The reasons for such a decision vary, according to the breast reconstruction study published Wednesday in JAMA Surgery. More than 48 percent of those who decide against reconstruction say they don't want to undergo additional surgery, almost 34 percent say reconstruction isn't important and 36 percent cite a fear of breast implants.
In fact, only about 42 percent of women choose reconstructive surgery after their mastectomy.
Not only is Laura Kruper, M.D., director of the Rita Cooper and J. William Finkel Women’s Health Center, unsurprised by the number of women who forgo reconstruction, she finds the number of patients who do choose surgery encouraging.
“Past studies have documented that average reconstruction rates after mastectomy range from 25 to 35 percent,” Kruper told HealthDay. "The reality is that there will always be some women who do not wish to have breast reconstruction after mastectomy.”
Nonetheless, Kruper said, the numbers indicate that more patient education is needed. Many women in the study said they worried that reconstruction could interfere with detection of a recurrence of breast cancer, a fear that breast cancer experts say is unfounded. Another 18 percent of women said they didn't know reconstruction was an option.

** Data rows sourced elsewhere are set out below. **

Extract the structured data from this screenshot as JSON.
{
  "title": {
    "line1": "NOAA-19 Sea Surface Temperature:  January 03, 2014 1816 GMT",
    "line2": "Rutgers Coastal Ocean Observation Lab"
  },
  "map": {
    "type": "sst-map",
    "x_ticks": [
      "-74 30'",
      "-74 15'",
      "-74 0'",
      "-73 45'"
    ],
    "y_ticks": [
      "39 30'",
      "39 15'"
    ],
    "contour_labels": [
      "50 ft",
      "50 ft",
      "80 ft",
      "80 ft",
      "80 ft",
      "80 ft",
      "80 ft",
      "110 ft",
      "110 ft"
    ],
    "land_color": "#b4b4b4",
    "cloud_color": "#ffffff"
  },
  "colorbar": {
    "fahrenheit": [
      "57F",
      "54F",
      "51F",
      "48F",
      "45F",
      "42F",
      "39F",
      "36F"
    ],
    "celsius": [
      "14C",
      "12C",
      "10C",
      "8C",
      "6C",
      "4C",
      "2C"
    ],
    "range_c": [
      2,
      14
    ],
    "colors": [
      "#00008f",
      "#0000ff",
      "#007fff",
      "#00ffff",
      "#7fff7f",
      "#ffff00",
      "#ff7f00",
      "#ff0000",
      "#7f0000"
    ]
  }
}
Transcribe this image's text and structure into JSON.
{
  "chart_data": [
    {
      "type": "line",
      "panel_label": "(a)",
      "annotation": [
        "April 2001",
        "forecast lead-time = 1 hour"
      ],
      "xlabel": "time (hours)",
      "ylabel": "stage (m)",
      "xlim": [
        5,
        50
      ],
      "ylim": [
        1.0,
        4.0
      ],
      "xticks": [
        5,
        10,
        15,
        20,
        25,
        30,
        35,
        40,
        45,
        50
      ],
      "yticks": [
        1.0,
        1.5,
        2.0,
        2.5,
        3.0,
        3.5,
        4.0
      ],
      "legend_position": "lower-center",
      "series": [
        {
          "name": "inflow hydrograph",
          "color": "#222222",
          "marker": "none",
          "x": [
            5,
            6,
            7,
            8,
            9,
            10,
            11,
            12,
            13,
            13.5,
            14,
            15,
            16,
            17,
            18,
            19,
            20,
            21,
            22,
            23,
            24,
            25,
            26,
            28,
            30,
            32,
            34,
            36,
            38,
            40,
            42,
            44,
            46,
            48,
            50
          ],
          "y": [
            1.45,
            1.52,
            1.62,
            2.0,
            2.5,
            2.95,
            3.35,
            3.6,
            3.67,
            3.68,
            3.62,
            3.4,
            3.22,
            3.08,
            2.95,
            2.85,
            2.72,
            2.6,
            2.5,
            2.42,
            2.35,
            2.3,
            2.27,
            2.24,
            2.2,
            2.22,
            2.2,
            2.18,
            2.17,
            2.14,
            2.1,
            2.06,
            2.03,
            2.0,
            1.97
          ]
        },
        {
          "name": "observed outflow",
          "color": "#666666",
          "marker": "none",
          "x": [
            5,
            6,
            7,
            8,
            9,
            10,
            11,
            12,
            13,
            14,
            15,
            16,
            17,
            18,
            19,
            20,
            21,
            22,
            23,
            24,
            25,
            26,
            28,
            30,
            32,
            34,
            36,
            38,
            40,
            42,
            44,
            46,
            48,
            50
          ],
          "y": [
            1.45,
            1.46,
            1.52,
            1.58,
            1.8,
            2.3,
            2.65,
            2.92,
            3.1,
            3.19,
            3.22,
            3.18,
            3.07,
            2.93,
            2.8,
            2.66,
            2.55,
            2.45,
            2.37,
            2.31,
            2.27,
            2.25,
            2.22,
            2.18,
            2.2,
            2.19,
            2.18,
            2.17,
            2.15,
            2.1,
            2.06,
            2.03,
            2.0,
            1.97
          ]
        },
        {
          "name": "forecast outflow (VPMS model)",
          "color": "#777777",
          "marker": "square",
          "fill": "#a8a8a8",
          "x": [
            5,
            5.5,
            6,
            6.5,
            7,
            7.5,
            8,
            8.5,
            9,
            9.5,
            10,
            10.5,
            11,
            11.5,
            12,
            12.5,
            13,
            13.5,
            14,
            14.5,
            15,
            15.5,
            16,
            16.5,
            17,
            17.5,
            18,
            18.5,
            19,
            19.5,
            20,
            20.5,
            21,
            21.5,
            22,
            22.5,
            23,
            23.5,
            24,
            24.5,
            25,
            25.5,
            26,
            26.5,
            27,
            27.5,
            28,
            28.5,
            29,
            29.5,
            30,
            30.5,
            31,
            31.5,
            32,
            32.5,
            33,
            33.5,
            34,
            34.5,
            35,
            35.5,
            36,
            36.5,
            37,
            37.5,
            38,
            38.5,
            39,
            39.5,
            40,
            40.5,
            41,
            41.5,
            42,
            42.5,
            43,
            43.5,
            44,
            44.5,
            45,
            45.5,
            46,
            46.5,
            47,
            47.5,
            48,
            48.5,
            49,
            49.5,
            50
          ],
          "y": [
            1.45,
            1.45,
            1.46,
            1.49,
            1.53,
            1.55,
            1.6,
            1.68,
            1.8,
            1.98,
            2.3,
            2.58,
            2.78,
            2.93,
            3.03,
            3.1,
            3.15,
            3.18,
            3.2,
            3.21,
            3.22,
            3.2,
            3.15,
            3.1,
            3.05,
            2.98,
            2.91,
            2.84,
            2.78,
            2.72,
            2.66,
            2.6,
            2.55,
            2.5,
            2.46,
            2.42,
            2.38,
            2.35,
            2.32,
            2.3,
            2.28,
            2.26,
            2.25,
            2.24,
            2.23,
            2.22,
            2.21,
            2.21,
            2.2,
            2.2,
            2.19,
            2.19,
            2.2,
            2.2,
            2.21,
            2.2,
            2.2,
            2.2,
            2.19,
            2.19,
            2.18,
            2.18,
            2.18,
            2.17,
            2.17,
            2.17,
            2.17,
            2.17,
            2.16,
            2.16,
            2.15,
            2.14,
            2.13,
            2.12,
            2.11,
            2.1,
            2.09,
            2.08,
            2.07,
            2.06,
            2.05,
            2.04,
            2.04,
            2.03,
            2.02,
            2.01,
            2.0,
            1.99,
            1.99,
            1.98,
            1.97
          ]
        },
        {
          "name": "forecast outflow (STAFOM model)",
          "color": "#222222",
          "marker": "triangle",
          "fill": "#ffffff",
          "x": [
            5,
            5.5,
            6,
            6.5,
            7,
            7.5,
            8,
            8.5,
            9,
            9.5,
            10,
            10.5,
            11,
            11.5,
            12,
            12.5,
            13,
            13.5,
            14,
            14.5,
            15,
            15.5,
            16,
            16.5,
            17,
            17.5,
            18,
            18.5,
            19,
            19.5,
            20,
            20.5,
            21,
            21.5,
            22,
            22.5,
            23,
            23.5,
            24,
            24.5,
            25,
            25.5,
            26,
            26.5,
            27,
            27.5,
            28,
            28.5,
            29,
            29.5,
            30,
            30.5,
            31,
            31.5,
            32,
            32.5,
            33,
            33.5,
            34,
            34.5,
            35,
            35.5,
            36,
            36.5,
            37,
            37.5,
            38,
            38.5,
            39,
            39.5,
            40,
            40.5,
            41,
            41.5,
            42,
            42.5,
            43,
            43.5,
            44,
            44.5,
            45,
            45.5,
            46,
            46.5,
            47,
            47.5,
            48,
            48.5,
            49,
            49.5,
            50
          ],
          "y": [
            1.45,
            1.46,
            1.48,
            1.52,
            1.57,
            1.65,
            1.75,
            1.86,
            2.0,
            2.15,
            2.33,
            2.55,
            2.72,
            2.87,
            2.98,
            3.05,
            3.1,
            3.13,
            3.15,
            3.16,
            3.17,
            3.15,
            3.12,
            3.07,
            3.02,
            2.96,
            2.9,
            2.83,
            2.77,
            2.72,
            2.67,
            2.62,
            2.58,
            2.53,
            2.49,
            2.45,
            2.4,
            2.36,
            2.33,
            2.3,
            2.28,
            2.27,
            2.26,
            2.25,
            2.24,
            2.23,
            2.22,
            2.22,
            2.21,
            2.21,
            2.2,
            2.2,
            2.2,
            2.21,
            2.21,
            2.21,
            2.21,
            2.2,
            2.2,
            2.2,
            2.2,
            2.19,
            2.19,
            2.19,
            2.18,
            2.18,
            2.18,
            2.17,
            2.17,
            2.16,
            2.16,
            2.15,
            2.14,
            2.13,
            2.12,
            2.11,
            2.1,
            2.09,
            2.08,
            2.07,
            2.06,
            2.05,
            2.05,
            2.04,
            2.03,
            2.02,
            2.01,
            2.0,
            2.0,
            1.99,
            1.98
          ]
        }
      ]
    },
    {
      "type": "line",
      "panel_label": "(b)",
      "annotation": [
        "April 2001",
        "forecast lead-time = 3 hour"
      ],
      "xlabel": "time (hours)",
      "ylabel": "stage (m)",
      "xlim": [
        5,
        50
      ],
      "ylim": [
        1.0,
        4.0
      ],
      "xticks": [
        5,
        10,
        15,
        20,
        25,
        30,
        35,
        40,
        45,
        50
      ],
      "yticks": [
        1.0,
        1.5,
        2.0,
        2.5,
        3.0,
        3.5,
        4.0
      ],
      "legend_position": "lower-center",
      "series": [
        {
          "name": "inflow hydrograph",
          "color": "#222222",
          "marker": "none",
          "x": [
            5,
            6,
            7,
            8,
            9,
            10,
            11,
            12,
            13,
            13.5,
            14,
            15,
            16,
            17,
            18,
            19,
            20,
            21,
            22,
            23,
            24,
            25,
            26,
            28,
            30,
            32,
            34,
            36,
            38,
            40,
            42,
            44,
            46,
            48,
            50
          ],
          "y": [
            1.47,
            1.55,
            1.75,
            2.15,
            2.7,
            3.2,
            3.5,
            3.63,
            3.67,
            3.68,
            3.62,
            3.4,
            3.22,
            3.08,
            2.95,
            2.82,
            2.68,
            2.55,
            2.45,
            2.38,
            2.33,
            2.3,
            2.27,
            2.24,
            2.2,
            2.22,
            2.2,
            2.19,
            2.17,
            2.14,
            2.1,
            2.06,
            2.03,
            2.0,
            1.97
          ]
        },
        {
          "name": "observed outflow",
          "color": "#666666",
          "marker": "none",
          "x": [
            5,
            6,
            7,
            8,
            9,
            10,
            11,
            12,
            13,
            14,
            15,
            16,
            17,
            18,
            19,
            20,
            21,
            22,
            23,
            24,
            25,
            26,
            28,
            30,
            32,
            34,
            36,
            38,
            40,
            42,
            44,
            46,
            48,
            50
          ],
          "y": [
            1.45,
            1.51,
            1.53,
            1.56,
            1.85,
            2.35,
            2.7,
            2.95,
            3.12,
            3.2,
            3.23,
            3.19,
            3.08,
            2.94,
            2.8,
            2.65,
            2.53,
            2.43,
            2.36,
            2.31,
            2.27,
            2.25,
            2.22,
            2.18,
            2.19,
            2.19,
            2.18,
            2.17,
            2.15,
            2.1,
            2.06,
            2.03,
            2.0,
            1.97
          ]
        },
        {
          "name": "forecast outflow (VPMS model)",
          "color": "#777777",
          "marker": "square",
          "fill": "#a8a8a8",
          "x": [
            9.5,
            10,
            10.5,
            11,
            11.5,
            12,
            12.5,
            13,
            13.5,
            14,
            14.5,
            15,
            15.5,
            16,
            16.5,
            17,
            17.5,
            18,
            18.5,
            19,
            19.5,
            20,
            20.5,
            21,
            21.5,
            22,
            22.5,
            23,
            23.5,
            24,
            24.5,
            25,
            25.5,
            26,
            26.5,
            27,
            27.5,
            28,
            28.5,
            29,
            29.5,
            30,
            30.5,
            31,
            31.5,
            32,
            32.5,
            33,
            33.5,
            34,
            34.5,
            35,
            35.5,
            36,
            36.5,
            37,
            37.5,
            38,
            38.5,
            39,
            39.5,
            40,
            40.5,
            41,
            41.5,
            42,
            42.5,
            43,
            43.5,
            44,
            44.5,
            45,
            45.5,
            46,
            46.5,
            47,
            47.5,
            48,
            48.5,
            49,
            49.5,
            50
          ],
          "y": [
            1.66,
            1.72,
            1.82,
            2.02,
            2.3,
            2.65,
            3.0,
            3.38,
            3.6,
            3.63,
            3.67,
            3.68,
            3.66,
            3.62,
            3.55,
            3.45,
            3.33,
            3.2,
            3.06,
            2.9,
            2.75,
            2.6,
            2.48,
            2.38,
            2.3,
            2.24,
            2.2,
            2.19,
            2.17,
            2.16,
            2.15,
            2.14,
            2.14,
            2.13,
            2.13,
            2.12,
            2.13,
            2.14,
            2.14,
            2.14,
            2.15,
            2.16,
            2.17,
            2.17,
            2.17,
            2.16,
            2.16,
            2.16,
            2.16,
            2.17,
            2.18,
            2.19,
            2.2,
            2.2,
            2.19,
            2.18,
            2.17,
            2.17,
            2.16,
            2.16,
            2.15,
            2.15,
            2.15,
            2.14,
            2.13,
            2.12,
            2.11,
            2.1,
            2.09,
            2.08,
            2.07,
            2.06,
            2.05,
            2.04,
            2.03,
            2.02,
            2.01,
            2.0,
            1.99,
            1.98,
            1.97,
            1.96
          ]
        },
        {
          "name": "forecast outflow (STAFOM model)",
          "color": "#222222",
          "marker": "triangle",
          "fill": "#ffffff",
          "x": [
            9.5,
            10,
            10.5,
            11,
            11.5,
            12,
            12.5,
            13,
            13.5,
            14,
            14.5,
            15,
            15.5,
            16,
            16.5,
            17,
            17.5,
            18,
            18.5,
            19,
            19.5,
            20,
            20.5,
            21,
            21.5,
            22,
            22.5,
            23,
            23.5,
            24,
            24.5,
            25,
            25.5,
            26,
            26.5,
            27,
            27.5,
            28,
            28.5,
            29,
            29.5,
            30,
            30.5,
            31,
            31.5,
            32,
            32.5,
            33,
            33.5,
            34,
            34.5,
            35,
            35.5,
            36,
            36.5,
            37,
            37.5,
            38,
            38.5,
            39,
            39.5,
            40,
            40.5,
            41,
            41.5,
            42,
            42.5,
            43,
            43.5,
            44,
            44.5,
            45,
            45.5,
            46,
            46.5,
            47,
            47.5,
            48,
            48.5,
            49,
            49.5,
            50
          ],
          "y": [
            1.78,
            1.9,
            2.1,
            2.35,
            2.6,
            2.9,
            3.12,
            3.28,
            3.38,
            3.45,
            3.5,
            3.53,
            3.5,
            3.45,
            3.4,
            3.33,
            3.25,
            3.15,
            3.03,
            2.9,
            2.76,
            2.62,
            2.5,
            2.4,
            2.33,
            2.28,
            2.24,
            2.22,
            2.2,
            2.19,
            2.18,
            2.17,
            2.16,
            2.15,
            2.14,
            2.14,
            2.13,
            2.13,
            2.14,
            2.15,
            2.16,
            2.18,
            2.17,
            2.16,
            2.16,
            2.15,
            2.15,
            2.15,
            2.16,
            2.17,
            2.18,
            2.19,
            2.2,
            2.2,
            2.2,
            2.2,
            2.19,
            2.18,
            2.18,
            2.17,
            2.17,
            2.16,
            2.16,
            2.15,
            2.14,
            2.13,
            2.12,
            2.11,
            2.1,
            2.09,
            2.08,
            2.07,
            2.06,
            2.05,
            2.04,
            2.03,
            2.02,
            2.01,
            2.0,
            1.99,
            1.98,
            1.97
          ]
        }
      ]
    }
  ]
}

The study, led by researchers at Memorial Sloan Kettering Cancer Center in New York, was conducted by reviewing government data. It included 485 women who had been diagnosed with breast cancer between 2005 and 2007.
Older women, African-American women and women with less education were less likely to choose reconstruction. Women who had additional major health problems and those who underwent chemotherapy were also less likely to choose reconstructive surgery.
Lack of insurance was cited by about 12 percent of women, despite a 1998 federal law that requires most group insurance plans that cover mastectomies to also cover reconstructive surgery. However, reimbursement rates are often low, so not all surgeons accept the rates.
For the most part, the study is good news: Whether women chose breast reconstruction or not, nearly 87 percent reported being satisfied four years after their diagnosis.